Part of the International Meat Secretariat (IMS), the group gathers representatives from various levy boards and trade organisations from around the world to discuss the protein sector.
The brainchild of Laura Ryan of Meat Business Women and Ashley Gray of the World Butchers’ Challenge, the communications initiative seeks to improve dialogue within the meat industry on a global scale in order to share best practice information and insights.
Speaking to GlobalMeatNews, Gray discusses how the initiative came about and what it hopes to achieve.
“Laura and I first met through IMS when we both attended the World Meat Congress in Uruguay. We are both leading global meat projects (the World Butchers’ Challenge and Meat Business Women) and also have a background working for levy boards on either side of the globe – myself in New Zealand and Laura in the UK. About 18 months ago, we formed the idea of a global pro-active communications initiative and started conversations with industry universally.
Although the idea has been in the pipeline for some time, it was only when the coronavirus pandemic happened that things sped up due to necessity. The group now meets online on a weekly basis to discuss the industry.
“COVID-19 has allowed us to trial a concept with IMS at speed with the initial six weeks being funded by 18 trade/levy organisations across the world. The feedback has been extremely positive and commercial businesses as well as levy boards and trade associations have now joined us.
“Together we’ve been exploring this concept for quite some time and sometimes it’s difficult to quantify the power of an international network and how it can help individual countries. However, COVID-19 has allowed us to run the proof of concept. The pace of change across our sector has been matched by the pace of insight we collate, develop and share from right across the world bespoke to the meat sector.”
Gray explained why the industry needs to communicate in this manner.
“Having the macro view of what is happening globally will enable better decisions and stronger outcomes locally.
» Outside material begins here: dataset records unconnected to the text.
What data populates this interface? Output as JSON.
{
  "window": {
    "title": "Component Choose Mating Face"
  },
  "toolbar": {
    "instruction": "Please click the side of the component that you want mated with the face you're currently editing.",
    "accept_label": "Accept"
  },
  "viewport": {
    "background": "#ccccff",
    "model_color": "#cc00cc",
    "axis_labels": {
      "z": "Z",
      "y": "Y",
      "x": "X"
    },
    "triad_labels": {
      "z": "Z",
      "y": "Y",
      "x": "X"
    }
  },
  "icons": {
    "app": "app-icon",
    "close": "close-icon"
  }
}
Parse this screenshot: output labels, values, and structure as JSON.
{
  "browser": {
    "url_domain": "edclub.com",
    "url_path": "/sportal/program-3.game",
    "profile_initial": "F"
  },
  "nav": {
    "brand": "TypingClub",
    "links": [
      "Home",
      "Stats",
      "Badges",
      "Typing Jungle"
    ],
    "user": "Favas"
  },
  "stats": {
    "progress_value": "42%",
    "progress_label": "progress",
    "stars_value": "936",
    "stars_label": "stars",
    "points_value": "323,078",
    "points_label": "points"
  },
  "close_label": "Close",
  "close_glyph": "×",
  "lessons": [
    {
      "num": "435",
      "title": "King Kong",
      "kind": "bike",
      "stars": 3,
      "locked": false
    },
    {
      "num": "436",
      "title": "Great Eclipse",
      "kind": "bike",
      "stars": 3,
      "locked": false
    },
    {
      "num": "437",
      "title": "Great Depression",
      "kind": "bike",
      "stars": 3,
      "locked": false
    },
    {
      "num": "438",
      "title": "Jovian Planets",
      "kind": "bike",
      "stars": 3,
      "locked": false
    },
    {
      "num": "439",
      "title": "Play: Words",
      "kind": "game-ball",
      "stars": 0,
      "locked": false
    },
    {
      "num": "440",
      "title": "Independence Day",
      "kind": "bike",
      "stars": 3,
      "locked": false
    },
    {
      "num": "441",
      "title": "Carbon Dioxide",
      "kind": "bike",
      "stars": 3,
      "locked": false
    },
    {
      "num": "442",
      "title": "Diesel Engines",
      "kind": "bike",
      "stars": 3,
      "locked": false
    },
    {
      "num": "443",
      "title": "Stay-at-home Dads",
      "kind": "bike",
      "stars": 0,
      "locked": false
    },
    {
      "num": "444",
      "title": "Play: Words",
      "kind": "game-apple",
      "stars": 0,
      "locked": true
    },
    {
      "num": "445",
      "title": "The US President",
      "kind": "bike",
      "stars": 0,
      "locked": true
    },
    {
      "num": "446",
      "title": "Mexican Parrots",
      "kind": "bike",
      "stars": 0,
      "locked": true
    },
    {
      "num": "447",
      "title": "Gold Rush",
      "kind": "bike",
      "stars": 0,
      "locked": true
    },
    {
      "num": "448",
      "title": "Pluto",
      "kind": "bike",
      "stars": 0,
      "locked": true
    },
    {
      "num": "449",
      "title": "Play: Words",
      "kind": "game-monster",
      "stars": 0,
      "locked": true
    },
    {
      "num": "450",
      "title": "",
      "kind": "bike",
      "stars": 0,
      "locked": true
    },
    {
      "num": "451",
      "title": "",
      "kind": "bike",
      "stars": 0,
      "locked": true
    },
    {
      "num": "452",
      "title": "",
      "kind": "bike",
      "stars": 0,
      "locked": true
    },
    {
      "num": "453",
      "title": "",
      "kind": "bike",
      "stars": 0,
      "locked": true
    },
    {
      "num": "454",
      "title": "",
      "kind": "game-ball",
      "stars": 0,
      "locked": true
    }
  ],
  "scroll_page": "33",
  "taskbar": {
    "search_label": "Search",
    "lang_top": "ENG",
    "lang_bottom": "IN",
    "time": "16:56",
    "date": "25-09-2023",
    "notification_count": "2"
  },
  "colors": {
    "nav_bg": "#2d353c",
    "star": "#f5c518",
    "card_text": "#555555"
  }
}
The ethos behind this initiative is really – ‘many hands, make light work’. The more insight and knowledge we can capture, the stronger the outcomes.”
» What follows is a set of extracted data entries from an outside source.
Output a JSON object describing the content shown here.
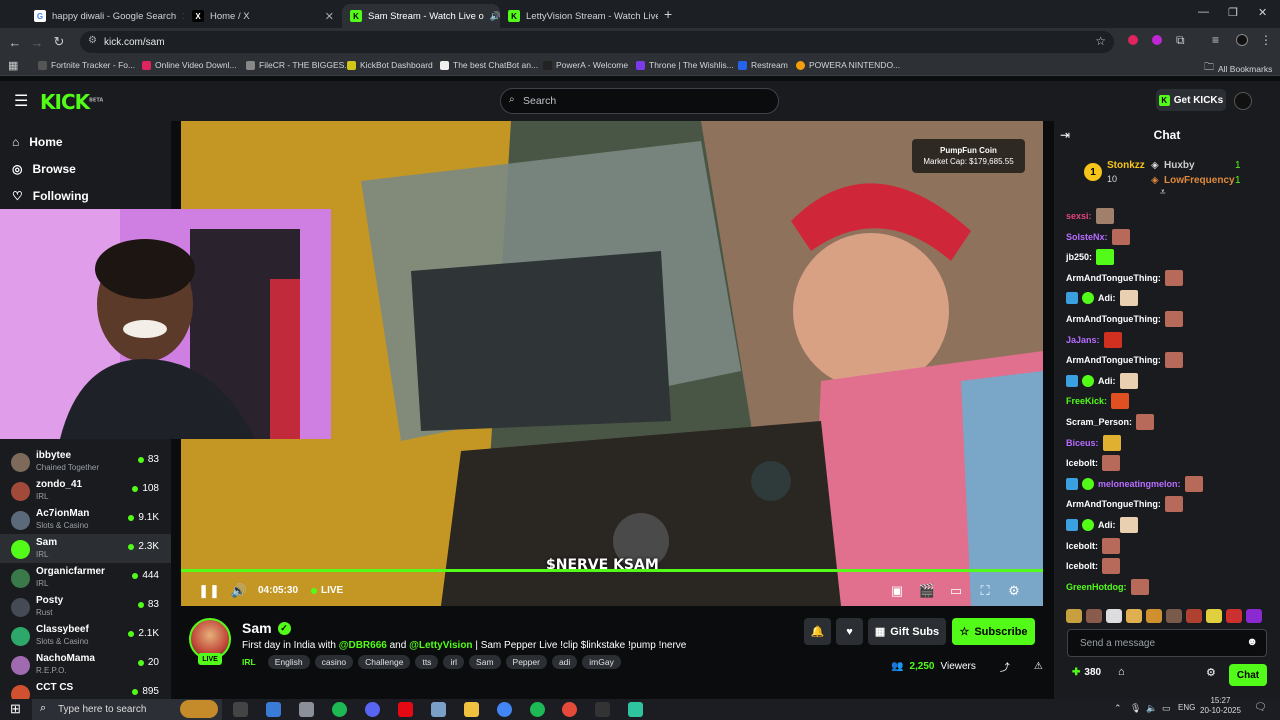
{
  "browser": {
    "tabs": [
      {
        "title": "happy diwali - Google Search",
        "favicon": "google-icon",
        "color": "#ffffff",
        "active": false
      },
      {
        "title": "Home / X",
        "favicon": "x-icon",
        "color": "#ffffff",
        "active": false
      },
      {
        "title": "Sam Stream - Watch Live o",
        "favicon": "kick-icon",
        "color": "#53fc18",
        "active": true
      },
      {
        "title": "LettyVision Stream - Watch Live",
        "favicon": "kick-icon",
        "color": "#53fc18",
        "active": false
      }
    ],
    "new_tab": "+",
    "url": "kick.com/sam",
    "bookmarks": [
      "Fortnite Tracker - Fo...",
      "Online Video Downl...",
      "FileCR - THE BIGGES...",
      "KickBot Dashboard",
      "The best ChatBot an...",
      "PowerA - Welcome",
      "Throne | The Wishlis...",
      "Restream",
      "POWERA NINTENDO..."
    ],
    "all_bookmarks": "All Bookmarks"
  },
  "kick": {
    "logo": "KICK",
    "logo_beta": "BETA",
    "search_placeholder": "Search",
    "get_kicks": "Get KICKs"
  },
  "sidebar": {
    "nav": [
      {
        "label": "Home",
        "icon": "home-icon"
      },
      {
        "label": "Browse",
        "icon": "browse-icon"
      },
      {
        "label": "Following",
        "icon": "heart-icon"
      }
    ],
    "channels": [
      {
        "name": "ibbytee",
        "category": "Chained Together",
        "viewers": "83",
        "color": "#7d6a5a"
      },
      {
        "name": "zondo_41",
        "category": "IRL",
        "viewers": "108",
        "color": "#a14a3a"
      },
      {
        "name": "Ac7ionMan",
        "category": "Slots & Casino",
        "viewers": "9.1K",
        "color": "#5b6a7a"
      },
      {
        "name": "Sam",
        "category": "IRL",
        "viewers": "2.3K",
        "color": "#53fc18"
      },
      {
        "name": "Organicfarmer",
        "category": "IRL",
        "viewers": "444",
        "color": "#3a7a4a"
      },
      {
        "name": "Posty",
        "category": "Rust",
        "viewers": "83",
        "color": "#444b55"
      },
      {
        "name": "Classybeef",
        "category": "Slots & Casino",
        "viewers": "2.1K",
        "color": "#2ea86a"
      },
      {
        "name": "NachoMama",
        "category": "R.E.P.O.",
        "viewers": "20",
        "color": "#a06ab0"
      },
      {
        "name": "CCT CS",
        "category": "",
        "viewers": "895",
        "color": "#d05030"
      }
    ]
  },
  "player": {
    "pumpfun_title": "PumpFun Coin",
    "pumpfun_cap": "Market Cap: $179,685.55",
    "overlay_text": "$NERVE KSAM",
    "time": "04:05:30",
    "live_label": "LIVE",
    "progress": 1.0
  },
  "stream": {
    "streamer": "Sam",
    "live_badge": "LIVE",
    "title_prefix": "First day in India with",
    "mention1": "@DBR666",
    "title_and": "and",
    "mention2": "@LettyVision",
    "title_suffix": "| Sam Pepper Live !clip $linkstake !pump !nerve",
    "category": "IRL",
    "tags": [
      "English",
      "casino",
      "Challenge",
      "tts",
      "irl",
      "Sam",
      "Pepper",
      "adi",
      "imGay"
    ],
    "gift_subs": "Gift Subs",
    "subscribe": "Subscribe",
    "viewers": "2,250",
    "viewers_label": "Viewers"
  },
  "chat": {
    "header": "Chat",
    "leaderboard": {
      "rank": "1",
      "top_user": "Stonkzz",
      "top_count": "10",
      "second_user": "Huxby",
      "second_count": "1",
      "third_user": "LowFrequency",
      "third_count": "1"
    },
    "messages": [
      {
        "user": "sexsi:",
        "color": "#e0457b"
      },
      {
        "user": "SolsteNx:",
        "color": "#b86cff"
      },
      {
        "user": "jb250:",
        "color": "#ffffff"
      },
      {
        "user": "ArmAndTongueThing:",
        "color": "#ffffff"
      },
      {
        "user": "Adi:",
        "color": "#ffffff"
      },
      {
        "user": "ArmAndTongueThing:",
        "color": "#ffffff"
      },
      {
        "user": "JaJans:",
        "color": "#b86cff"
      },
      {
        "user": "ArmAndTongueThing:",
        "color": "#ffffff"
      },
      {
        "user": "Adi:",
        "color": "#ffffff"
      },
      {
        "user": "FreeKick:",
        "color": "#53fc18"
      },
      {
        "user": "Scram_Person:",
        "color": "#ffffff"
      },
      {
        "user": "Biceus:",
        "color": "#b86cff"
      },
      {
        "user": "Icebolt:",
        "color": "#ffffff"
      },
      {
        "user": "meloneatingmelon:",
        "color": "#b86cff"
      },
      {
        "user": "ArmAndTongueThing:",
        "color": "#ffffff"
      },
      {
        "user": "Adi:",
        "color": "#ffffff"
      },
      {
        "user": "Icebolt:",
        "color": "#ffffff"
      },
      {
        "user": "Icebolt:",
        "color": "#ffffff"
      },
      {
        "user": "GreenHotdog:",
        "color": "#53fc18"
      }
    ],
    "placeholder": "Send a message",
    "points": "380",
    "chat_button": "Chat"
  },
  "taskbar": {
    "search_placeholder": "Type here to search",
    "lang": "ENG",
    "time": "15:27",
    "date": "20-10-2025"
  },
  "colors": {
    "accent": "#53fc18",
    "bg": "#0b0c0e",
    "panel": "#191b1f"
  }
}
Although in action just over a month, Gray said the group has already paid massive dividends in terms of shared information and insight. “In the space of just four weeks, we’ve witnessed huge tangible benefits of shared insight within a pre-competitive space including how to pivot domestic marketing campaigns, what conversations we should be front-footing with the media and how what the new normal looks like in China for protein consumption.
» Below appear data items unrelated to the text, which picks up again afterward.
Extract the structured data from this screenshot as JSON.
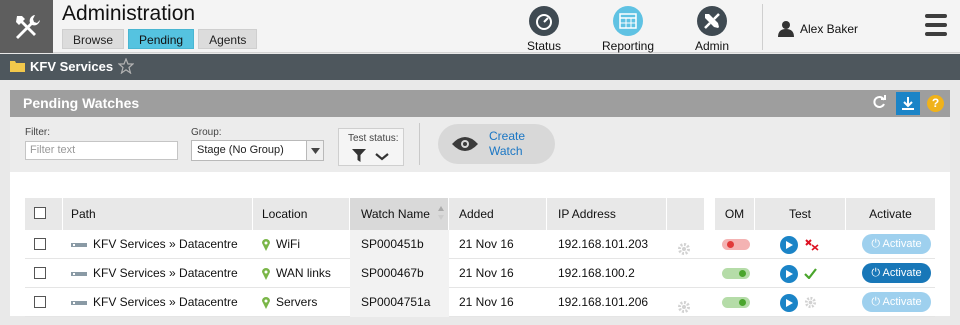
{
  "app": {
    "title": "Administration",
    "tabs": [
      {
        "label": "Browse",
        "active": false
      },
      {
        "label": "Pending",
        "active": true
      },
      {
        "label": "Agents",
        "active": false
      }
    ]
  },
  "topnav": {
    "status_label": "Status",
    "reporting_label": "Reporting",
    "admin_label": "Admin",
    "user_name": "Alex Baker"
  },
  "breadcrumb": {
    "label": "KFV Services"
  },
  "panel": {
    "title": "Pending Watches",
    "help_label": "?",
    "filter": {
      "label": "Filter:",
      "placeholder": "Filter text"
    },
    "group": {
      "label": "Group:",
      "value": "Stage (No Group)"
    },
    "test_status": {
      "label": "Test status:"
    },
    "create_label_1": "Create",
    "create_label_2": "Watch"
  },
  "table": {
    "headers": {
      "path": "Path",
      "location": "Location",
      "watch_name": "Watch Name",
      "added": "Added",
      "ip": "IP Address",
      "om": "OM",
      "test": "Test",
      "activate": "Activate"
    },
    "rows": [
      {
        "path": "KFV Services » Datacentre",
        "location": "WiFi",
        "watch_name": "SP000451b",
        "added": "21 Nov 16",
        "ip": "192.168.101.203",
        "om": "off",
        "test": "failed",
        "activate": "Activate",
        "activate_style": "light"
      },
      {
        "path": "KFV Services » Datacentre",
        "location": "WAN links",
        "watch_name": "SP000467b",
        "added": "21 Nov 16",
        "ip": "192.168.100.2",
        "om": "on",
        "test": "passed",
        "activate": "Activate",
        "activate_style": "dark"
      },
      {
        "path": "KFV Services » Datacentre",
        "location": "Servers",
        "watch_name": "SP0004751a",
        "added": "21 Nov 16",
        "ip": "192.168.101.206",
        "om": "on",
        "test": "pending",
        "activate": "Activate",
        "activate_style": "light"
      }
    ]
  },
  "colors": {
    "accent": "#55c3e0",
    "primary_blue": "#1b84c7",
    "help_orange": "#f0b21a",
    "breadcrumb_bar": "#4e575d",
    "panel_header": "#9e9e9e"
  }
}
Rebranding the meat industry
As well as the immediate impact of the coronavirus on the meat industry, the group also looks at “Long-term, and COVID 19 aside, as consumer behaviour evolves globally there’s an increased focus on sustainability, animal welfare and human health related to livestock production and consumption. Producers and processors of meat are operating in an increasingly hostile environment with the constant stream of negative messages about meat consumption. Standalone domestic campaigns focus on local production methods and their sustainability criteria and aim to give consumers permission to eat meat, highlighting the benefits of balanced consumption. But there is not a single global approach.
“We believe we can build on the global connectivity we’ve achieved so far and deliver an inter-industry communication service which would share best practice internationally. Not only to support organisations individually but equally help to shift consumer perceptions and trust in our sector universally – a chance to ‘rebrand’ the meat industry.”
Gray adds that anyone involved in the meat industry can have their voice heard through the initiative.
“Any organisation working in the meat industry is welcome to join the conversation as we scope out the future of this initiative, we’re openly looking towards the group to help steer us in the right direction.”